A Farey tale for N=4 dyons

TL;DR

This paper explores the contributions of semi-classical AdS2 geometries to black hole degeneracies, connecting Farey tail expansions with modular forms in string theory, and providing new insights into dyon partition functions.

Contribution

It introduces a Farey tale expansion for dyon partition functions, linking semi-classical geometries to modular forms and extending the understanding of black hole microstates.

Findings

Identifies infinite families of semi-classical AdS2 geometries contributing to black hole entropy.

Relates Farey tail expansion to the sum over poles in Siegel modular forms.

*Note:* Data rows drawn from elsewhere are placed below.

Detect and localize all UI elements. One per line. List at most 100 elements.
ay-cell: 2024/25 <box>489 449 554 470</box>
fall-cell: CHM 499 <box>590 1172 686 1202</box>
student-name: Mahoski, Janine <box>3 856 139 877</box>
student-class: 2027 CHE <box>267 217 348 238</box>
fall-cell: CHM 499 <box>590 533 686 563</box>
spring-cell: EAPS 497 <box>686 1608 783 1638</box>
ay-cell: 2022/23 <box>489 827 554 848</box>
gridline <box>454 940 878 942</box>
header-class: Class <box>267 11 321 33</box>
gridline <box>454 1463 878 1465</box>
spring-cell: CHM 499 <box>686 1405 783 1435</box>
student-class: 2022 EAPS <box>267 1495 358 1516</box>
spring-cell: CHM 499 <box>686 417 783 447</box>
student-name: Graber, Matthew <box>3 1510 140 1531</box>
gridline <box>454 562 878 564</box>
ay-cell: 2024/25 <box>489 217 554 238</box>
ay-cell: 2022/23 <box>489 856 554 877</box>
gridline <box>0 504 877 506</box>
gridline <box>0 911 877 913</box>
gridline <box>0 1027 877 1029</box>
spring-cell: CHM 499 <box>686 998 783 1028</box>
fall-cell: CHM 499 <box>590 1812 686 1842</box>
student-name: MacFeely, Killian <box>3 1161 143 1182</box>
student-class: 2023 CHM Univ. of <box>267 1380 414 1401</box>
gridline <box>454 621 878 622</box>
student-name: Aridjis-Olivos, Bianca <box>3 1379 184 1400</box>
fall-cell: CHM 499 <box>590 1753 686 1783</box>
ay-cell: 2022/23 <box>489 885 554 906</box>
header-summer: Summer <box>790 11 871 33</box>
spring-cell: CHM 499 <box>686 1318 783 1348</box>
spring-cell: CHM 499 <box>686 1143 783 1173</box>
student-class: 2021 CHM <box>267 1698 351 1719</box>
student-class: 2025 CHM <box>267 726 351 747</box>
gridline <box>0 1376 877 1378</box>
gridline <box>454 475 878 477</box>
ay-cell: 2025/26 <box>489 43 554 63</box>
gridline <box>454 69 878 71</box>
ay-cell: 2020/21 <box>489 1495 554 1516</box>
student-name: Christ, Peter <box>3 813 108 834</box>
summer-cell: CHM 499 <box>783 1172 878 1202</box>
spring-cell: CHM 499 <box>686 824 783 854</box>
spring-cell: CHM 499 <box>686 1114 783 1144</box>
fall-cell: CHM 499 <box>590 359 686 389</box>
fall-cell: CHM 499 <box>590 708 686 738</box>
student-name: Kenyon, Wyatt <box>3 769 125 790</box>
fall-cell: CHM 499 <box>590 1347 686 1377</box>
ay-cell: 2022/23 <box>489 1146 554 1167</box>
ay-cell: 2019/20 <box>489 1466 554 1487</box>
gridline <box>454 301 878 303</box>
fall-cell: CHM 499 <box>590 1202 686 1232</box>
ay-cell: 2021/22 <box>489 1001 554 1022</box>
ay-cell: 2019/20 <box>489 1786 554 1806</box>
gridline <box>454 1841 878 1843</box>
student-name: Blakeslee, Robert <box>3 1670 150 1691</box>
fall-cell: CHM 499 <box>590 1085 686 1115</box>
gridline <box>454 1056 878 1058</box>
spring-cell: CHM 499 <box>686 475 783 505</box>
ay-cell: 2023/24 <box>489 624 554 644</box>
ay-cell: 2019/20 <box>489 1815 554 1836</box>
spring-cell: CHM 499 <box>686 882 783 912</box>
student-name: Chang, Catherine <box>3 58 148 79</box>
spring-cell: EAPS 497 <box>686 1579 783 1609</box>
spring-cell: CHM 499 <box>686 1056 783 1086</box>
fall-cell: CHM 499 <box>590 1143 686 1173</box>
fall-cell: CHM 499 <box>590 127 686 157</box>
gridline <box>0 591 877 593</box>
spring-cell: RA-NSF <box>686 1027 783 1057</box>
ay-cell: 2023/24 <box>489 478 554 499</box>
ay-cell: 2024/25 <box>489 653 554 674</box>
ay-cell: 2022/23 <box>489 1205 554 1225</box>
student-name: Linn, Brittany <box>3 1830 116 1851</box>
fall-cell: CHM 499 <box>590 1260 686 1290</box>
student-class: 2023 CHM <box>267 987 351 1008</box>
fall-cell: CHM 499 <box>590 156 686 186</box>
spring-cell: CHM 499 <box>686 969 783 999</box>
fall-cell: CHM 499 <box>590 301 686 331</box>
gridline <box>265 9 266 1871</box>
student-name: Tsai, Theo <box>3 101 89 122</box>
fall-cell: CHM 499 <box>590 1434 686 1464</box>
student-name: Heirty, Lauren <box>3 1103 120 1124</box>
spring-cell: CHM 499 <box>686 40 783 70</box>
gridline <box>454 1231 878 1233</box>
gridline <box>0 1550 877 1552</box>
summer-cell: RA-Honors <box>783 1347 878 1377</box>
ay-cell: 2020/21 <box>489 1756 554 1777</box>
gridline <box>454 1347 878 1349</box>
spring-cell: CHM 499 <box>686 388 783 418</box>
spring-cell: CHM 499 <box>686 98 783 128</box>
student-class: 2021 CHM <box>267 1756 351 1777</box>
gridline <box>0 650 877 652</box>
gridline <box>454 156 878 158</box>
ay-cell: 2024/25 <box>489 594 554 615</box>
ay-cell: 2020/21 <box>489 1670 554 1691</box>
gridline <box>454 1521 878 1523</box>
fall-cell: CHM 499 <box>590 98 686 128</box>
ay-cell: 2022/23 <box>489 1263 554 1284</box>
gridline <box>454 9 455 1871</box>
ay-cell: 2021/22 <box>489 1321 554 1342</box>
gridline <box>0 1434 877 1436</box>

Provides a formal mathematical lift from Hilbert to Siegel modular forms with poles.

Abstract

We study exponentially suppressed contributions to the degeneracies of extremal black holes. Within Sen's quantum entropy function framework and focusing on extremal black holes with an intermediate AdS3 region, we identify an infinite family of semi-classical AdS2 geometries which can contribute effects of order exp(S_0/c), where S_0 is the Bekenstein-Hawking-Wald entropy and c is an integer greater than one. These solutions lift to the extremal limit of the SL(2,Z) family of BTZ black holes familiar from the "black hole Farey tail". We test this understanding in N=4 string vacua, where exact dyon degeneracies are known to be given by Fourier coefficients of Siegel modular forms. We relate the sum over poles in the Siegel upper half plane to the Farey tail expansion, and derive a "Farey tale" expansion for the dyon partition function. Mathematically, this provides a (formal) lift from Hilbert modular forms to Siegel modular forms with a pole at the diagonal divisor.